De Technische Universiteit Eindhoven (TU/e) gaat diesel en benzine maken van afvalhout. Op de universiteitscampus komt straks een pomp waar medewerkers met benzine- of dieselauto’s kunnen tanken.
Onderzoekers van de TU/e ontwikkelen een kleinschalige demoreactor die de jaarlijkse 40 ton afvalhout van de universiteit gaat omzetten in diesel- en benzinevervangers. De TU/e wil met dit project aantonen dat het mogelijk is om kleinschalig milieuvriendelijke brandstoffen te maken van het eigen afvalmateriaal, tegen concurrerende prijzen.
EU-norm
Een van de brandstoffen die de universiteit gaat maken is CyclOx, een door de universiteit gepatenteerde dieselvariant die leidt tot minder roetuitstoot. Bij de TU/e-pomp kan straks een mengsel getankt worden van CyclOx en gewone diesel. Door de toevoeging van 10 procent CyclOx aan gewone diesel daalt de roetuitstoot tot vijftig procent.
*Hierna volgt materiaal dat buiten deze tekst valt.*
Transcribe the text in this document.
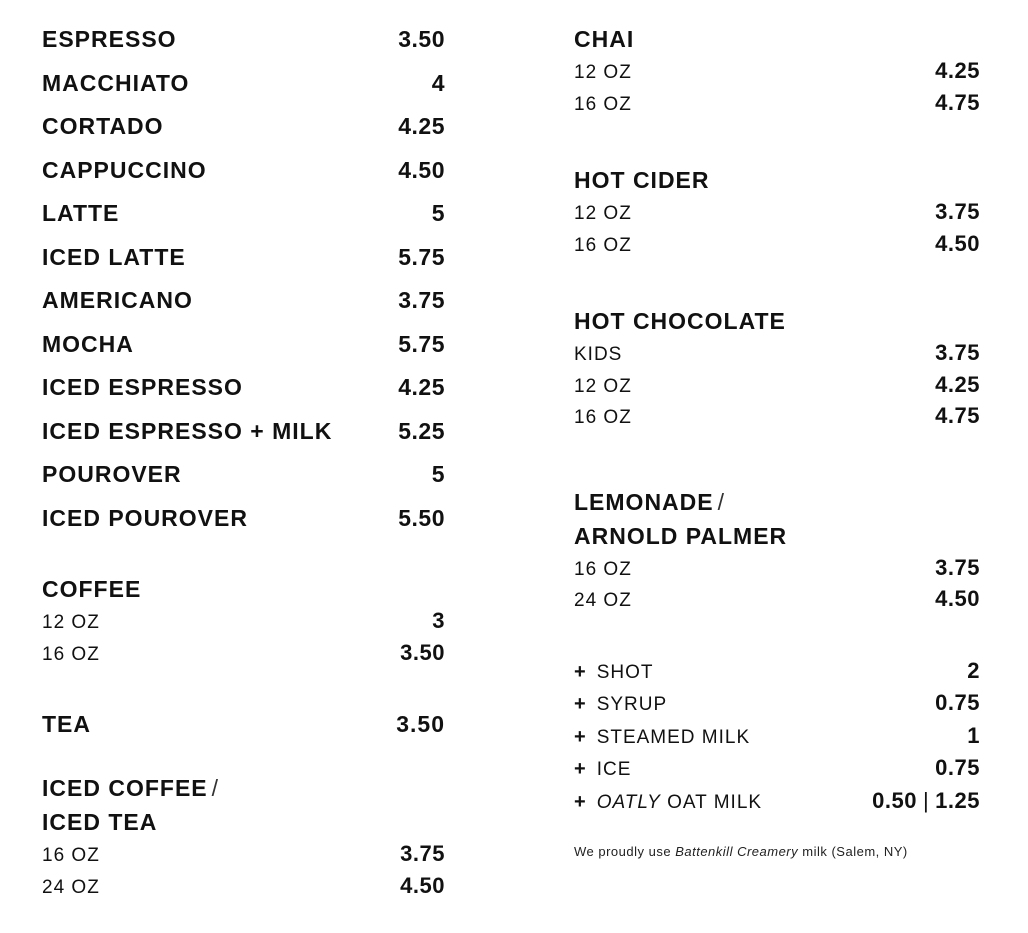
ESPRESSO	3.50
MACCHIATO	4
CORTADO	4.25
CAPPUCCINO	4.50
LATTE	5
ICED LATTE	5.75
AMERICANO	3.75
MOCHA	5.75
ICED ESPRESSO	4.25
ICED ESPRESSO + MILK	5.25
POUROVER	5
ICED POUROVER	5.50
COFFEE
12 OZ	3
16 OZ	3.50
TEA	3.50
ICED COFFEE /
ICED TEA
16 OZ	3.75
24 OZ	4.50
CHAI
12 OZ	4.25
16 OZ	4.75
HOT CIDER
12 OZ	3.75
16 OZ	4.50
HOT CHOCOLATE
KIDS	3.75
12 OZ	4.25
16 OZ	4.75
LEMONADE /
ARNOLD PALMER
16 OZ	3.75
24 OZ	4.50
+ SHOT	2
+ SYRUP	0.75
+ STEAMED MILK	1
+ ICE	0.75
+ OATLY OAT MILK	0.50 | 1.25
We proudly use Battenkill Creamery milk (Salem, NY)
Bovendien voldoet deze brandstof straks aan de EU-norm, die voorschrijft dat in 2020 brandstoffen voor 10 procent uit biobrandstof moeten bestaan.
Ethanol
Naast CyclOx gaat het afvalhout van de universiteit – zoals pallets en verpakkingshout – nog andere brandstoffen opleveren, waaronder ethanol (alcohol). Dit zal aan de universiteitspomp worden aangeboden gemengd met benzine, in een 10:90 mengverhouding. Op dit mengsel kunnen de meeste benzineauto’s zonder aanpassingen rijden.
In de eerste fase van het project plaatst de universiteit een pompinstallatie, dit is in de loop van 2012. Bij dit ‘tankstation’ zal in eerste instantie alleen de dieselbrandstof met CyclOx getankt kunnen worden, door een selecte groep testgebruikers.
Demoreactor
De demoreactor die houtafval omzet in de genoemde brandstoffen zal medio 2015 operationeel zijn, en daarmee kunnen alle stroomaggregaten en dienstauto’s van de TU/e voorzien worden. Omdat de productie veel hoger zal zijn dan de brandstofbehoefte van de universiteit, is de bedoeling dat later ook medewerkers aan de TU/e-pomp kunnen tanken.